The crucial issue is whether Christ could have willed to sin. The answer rests entirely on his identity. He was the Son of God, ‘very God of very God’. If he sinned, God sinned. At this level, the impeccability of Christ is absolute. It rests not upon his unique endowment with the Spirit nor upon the indefectibility of God’s redemptive purpose, but upon the fact that he is who he is (229-230).
This is not to say that Jesus knew and relied on his sinlessness. Indeed, faced with temptation, he utilised every resource also available to Christians generally, in order to overcome temptation: scripture, the Holy Spirit’s presence, etc. By standing against and resisting temptation, Jesus serves as an example to all believers.
Macleod’s doctrine raises certain questions. Perhaps most importantly is his view of Jesus’ temptations which he limits to what he calls “sinless human weaknesses”: although Jesus could be tempted by such things as hunger, there was nothing within his person that could issue in temptation. If it is the case, however, that Jesus “was tempted in all things as we are, yet without sin” (Hebrews 4:15), Macleod’s proposal is too narrow, fails to do justice to the portrayal of Jesus’ temptations in scripture, and leaves us with a sense that in fact, Jesus was not really like us at all, and thus not really equipped to be the kind of faithful and sympathetic high priest that Hebrews describes.
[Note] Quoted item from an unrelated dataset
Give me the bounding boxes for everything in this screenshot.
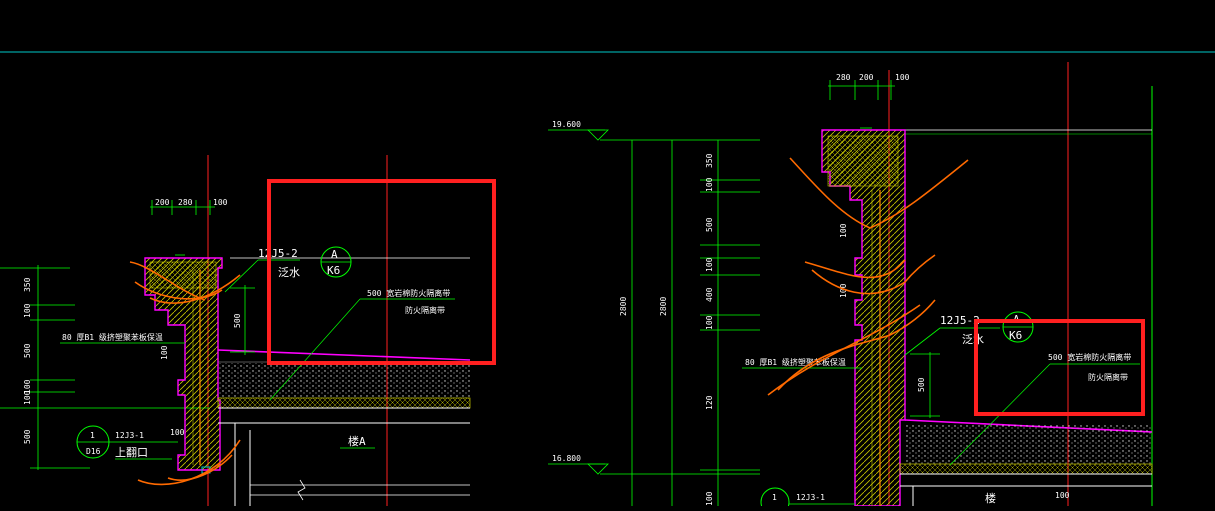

Another concern is Macleod’s rejection of Gregory Nazianzus’s teaching that “what is not assumed is not healed.” Macleod rightly notes that this teaching arose with respect to Gregory’s rejection of Apollinarianism, but then proceeds to insist that it can have no relevance beyond that provenance. Is it actually “quite perverse to suggest that ‘the unassumed’ in this statement is ‘fallen human nature’” (224), as Macleod insists? In fact, Apollinaris’s reason for rejecting the idea that Jesus had a human mind was because the mind was “filthy,” a great source of sin.
In the end, Macleod fails to convince. In seeking to say more than what scripture says, he ends up saying less, and in so doing, diminishes the glory of the gospel and the comfort believers can gain from it.